Despite complete surgical excision, the prognosis for retroperitoneal paragangliomas remains guarded. Surgical resection is the primary approach for both diagnosis and treatment in human and veterinary medicine. In humans, tumor removal has been shown to significantly improve survival outcomes. In one study, complete resection yielded 5- and 10-year disease-free survival rates of 75 and 45%, respectively, compared to 19% when tumors were not removed (5). Once metastasis occurred, 5-year survival dropped to 36%, with no patients surviving beyond 76 months. More recently, one study demonstrated a 5-year survival rate of 91% (3), although recurrence and metastasis remained high at 41.9%, with a mortality rate of 19% over an average follow-up of 51 months (4).
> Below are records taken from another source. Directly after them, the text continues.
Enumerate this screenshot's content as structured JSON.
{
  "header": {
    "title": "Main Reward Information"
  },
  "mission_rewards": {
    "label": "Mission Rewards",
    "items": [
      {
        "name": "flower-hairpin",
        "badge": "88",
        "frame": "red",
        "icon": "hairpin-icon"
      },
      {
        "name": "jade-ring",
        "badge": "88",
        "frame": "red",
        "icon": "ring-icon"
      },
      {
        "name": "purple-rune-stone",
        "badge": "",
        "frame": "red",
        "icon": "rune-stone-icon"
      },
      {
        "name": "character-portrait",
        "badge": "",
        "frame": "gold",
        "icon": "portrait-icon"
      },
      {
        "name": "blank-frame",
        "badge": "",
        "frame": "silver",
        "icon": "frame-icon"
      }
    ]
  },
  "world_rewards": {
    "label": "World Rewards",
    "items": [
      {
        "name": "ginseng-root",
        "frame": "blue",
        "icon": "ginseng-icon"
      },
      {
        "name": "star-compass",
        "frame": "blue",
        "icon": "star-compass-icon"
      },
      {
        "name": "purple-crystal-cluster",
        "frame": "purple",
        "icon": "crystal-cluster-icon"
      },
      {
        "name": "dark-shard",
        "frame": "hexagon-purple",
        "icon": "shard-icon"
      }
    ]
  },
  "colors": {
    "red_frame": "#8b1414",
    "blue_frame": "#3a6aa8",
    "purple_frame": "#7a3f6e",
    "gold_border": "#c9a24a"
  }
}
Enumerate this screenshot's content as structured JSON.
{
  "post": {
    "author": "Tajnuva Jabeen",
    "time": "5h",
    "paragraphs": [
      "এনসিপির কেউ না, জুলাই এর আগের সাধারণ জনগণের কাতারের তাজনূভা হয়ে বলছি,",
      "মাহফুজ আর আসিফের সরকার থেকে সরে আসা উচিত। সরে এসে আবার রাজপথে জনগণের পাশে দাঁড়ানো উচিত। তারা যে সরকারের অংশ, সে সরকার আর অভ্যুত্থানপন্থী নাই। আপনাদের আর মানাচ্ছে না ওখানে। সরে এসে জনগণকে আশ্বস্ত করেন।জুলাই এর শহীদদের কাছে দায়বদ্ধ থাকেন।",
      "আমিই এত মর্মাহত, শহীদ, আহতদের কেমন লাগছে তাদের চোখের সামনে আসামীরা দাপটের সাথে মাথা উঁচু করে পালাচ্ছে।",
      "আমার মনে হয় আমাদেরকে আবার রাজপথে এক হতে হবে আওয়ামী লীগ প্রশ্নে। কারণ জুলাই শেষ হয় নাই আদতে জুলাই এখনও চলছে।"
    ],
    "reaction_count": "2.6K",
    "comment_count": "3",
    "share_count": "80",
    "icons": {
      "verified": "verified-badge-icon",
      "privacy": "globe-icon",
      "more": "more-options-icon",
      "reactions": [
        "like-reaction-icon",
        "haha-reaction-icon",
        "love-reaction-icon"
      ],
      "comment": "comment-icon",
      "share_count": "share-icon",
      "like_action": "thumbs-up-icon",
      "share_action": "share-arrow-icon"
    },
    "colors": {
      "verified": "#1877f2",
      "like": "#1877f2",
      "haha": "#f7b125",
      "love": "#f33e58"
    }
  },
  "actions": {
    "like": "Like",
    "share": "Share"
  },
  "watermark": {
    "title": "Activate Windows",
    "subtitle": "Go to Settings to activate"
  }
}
In veterinary medicine, long-term outcome data are limited. Among three reported feline cases of retroperitoneal EAPs, two cats were euthanized shortly after diagnosis or surgery (7, 13), while one cat remained clinically stable for 14 months postoperatively (14). A retrospective study of 10 canine cases revealed variable outcomes: one dog underwent successful excision with normalization of blood pressure, one was followed up for 2 years with supportive care, one died from an unrelated cause, and one was euthanized after CT evaluation (6). These findings underscore the variability in prognosis and reinforce the need for surgical excision, cautious and long-term monitoring, and further research into prognostic indicators in veterinary patients.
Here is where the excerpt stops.